Why Passover? Because every year at this time we gather as family and community to celebrate our people’s freedom. We are obligated to tell the story of the Exodus, our journey from slavery to liberation.
“In every generation a person is obligated to see him or herself as though he/she had personally been redeemed from Eqypt,” we read in the Haggadah. In recalling our people’s experience in Egypt, we are urged to remember that we were once slaves.
Though we may not be actual slaves ourselves today, our history moves us to ask, “Where does slavery exist today?” “Who is enslaved?” “What is that slavery like?” “What can I do about it?”
To honor that question, for the past four years, my family has added a fair trade chocolate bar to our Seder plate, symbolizing the dire situation of trafficked and enslaved child labor used in the production of cocoa, documented in Cameroon, Ghana, Cote d’Ivoire — this leading supplier accounts for around 40 to 50 percent of production — Guinea and Nigeria.
Hundreds of thousands of children work in these cocoa fields, many of them exposed to hazardous conditions, where they spray pesticides and apply fertilizers without protective gear; use sharp tools, like machetes, to crack open the cacao pods; sustain injuries from transporting heavy loads beyond permissible weight; and do strenuous work like felling trees and clearing and burning vegetation.
This situation has been documented by the State Department’s “2010 Traffic-king in Persons Report,” Tulane University and a variety of journalistic movies and reports.
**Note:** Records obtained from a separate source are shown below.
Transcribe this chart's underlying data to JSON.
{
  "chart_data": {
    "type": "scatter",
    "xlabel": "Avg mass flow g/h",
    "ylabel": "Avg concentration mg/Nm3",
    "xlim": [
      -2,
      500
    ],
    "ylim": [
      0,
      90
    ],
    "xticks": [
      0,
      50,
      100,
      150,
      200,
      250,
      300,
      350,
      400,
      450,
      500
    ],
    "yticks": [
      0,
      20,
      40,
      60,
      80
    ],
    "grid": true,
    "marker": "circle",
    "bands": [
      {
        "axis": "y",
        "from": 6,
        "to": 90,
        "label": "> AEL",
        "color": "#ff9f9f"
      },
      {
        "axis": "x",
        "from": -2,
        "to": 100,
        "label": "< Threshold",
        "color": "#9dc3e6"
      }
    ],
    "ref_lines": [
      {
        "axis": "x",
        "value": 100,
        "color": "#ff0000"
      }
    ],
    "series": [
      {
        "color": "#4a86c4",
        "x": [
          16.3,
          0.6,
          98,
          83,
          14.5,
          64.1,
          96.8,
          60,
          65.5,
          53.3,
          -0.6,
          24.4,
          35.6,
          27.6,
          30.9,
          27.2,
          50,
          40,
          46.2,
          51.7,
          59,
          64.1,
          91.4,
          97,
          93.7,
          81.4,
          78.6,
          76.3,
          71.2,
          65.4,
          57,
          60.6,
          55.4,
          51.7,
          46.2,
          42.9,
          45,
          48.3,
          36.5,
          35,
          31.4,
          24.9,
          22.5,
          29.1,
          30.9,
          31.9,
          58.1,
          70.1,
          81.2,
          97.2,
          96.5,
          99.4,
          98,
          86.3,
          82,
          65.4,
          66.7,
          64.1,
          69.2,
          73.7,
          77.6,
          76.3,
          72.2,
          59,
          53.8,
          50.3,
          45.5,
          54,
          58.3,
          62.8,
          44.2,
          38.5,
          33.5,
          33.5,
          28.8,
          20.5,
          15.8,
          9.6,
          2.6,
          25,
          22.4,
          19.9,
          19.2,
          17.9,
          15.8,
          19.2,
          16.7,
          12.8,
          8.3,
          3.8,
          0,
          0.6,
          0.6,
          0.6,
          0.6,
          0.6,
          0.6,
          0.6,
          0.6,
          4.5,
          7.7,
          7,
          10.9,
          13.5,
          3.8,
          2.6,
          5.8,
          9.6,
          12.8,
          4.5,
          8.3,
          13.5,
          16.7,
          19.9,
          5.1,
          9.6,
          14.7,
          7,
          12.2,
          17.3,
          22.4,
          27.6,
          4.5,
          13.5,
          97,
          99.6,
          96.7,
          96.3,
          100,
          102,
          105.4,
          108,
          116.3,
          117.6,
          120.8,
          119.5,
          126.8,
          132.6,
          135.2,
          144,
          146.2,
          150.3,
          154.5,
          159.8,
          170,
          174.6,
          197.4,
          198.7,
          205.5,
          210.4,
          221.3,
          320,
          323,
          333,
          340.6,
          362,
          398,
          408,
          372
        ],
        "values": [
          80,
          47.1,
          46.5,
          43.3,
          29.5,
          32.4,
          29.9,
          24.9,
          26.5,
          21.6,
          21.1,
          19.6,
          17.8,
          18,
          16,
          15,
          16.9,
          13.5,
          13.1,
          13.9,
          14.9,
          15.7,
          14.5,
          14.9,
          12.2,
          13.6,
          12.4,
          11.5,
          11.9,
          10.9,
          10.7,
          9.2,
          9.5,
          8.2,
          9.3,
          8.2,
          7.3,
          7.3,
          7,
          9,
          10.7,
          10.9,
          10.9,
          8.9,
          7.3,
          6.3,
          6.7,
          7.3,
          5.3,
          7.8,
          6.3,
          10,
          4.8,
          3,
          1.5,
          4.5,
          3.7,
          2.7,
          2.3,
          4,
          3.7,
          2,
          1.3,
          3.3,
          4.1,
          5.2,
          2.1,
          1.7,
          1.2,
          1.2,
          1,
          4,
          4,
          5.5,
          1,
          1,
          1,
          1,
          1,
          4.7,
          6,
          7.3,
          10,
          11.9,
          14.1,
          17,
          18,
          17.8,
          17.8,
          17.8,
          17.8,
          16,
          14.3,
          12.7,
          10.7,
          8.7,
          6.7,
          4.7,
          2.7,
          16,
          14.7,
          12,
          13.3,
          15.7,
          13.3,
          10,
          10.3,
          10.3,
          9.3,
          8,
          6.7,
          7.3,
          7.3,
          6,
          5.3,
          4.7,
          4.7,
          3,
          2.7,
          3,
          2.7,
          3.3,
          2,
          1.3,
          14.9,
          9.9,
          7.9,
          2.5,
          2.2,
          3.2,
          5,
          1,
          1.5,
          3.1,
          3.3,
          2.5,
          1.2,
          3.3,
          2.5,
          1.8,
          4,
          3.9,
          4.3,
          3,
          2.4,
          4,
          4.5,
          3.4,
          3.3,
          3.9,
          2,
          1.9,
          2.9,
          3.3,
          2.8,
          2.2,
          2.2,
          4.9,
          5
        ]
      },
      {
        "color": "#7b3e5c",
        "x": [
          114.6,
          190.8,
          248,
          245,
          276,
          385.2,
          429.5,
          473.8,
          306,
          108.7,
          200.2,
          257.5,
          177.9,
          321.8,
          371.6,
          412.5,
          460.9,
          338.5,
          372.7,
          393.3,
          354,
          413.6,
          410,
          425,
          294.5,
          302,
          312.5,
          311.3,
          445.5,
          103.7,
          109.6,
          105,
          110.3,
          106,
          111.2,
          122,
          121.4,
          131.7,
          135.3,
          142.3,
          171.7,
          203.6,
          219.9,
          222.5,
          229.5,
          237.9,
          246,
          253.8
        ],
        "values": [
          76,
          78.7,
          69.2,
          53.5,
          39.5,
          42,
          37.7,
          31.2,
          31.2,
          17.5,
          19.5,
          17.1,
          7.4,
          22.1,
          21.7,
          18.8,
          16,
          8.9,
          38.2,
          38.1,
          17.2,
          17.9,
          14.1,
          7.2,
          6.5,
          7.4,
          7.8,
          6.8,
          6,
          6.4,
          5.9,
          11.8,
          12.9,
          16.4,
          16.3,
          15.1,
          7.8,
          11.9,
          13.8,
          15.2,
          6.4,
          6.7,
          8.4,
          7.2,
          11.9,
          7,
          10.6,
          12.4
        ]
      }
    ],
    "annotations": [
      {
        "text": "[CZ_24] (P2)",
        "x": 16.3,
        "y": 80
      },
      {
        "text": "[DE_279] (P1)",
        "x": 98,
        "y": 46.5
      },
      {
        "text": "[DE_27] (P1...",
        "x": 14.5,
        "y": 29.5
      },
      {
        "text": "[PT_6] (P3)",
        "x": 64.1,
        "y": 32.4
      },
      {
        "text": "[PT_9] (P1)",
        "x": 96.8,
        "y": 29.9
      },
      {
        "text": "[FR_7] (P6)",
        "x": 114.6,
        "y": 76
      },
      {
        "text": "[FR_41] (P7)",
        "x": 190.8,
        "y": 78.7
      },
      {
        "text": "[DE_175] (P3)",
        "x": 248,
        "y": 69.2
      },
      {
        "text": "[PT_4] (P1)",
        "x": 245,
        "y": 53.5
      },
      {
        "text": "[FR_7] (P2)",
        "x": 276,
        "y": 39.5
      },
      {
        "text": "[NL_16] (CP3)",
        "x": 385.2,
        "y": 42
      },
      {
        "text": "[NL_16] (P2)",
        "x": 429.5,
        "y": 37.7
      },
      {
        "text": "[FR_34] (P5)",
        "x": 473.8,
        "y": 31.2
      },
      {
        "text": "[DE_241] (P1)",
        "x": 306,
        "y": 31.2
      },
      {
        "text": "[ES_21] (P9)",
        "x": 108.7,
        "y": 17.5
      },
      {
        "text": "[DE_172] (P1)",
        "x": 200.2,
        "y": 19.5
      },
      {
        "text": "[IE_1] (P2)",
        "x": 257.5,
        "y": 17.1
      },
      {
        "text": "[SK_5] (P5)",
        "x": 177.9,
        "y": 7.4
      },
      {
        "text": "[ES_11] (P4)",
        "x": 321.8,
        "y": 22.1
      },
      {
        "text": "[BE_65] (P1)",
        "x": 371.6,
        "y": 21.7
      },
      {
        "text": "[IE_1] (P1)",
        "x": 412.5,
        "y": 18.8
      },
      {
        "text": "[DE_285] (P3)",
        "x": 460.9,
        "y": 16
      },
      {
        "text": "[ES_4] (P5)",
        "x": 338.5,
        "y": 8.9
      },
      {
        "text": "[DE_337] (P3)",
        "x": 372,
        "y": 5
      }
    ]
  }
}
Chocolate companies voluntarily agreed to improve this situation back in 2001, but recent reports show little progress.
But more and more companies are beginning to source fair trade certified cocoa beans due to customer demand. Cadbury has converted their top selling chocolate bar in the United Kingdom to fair trade and extended the Fair Trade Certified Dairy Milk bar to Australia, Canada, Ireland, Japan and New Zealand. Green & Black’s product line has been fair trade certified since 2012. In the United States, there are about 20 small companies fully committed to sourcing fair trade cocoa beans.
This Passover, we can say Shehechiyanu, as fair trade kosher for Passover chocolate bars are now available and included in the Conservative movement’s “Rabbinical Assembly Pesach Guide.” My organization, Fair Trade Judaica, has joined together with T’ruah: The Rabbinic Call for Human Rights to encourage individuals and congregations to use only ethically produced chocolate this year.
This year, I hope you’ll join me by choosing fair trade kosher for Passover chocolate for your Seder table with the hope that one day all chocolate will be child labor-free.
Ilana Schatz is the founding director of Fair Trade Judaica, a nonprofit organization dedicated to building a fair trade movement in the U.S. Jewish community.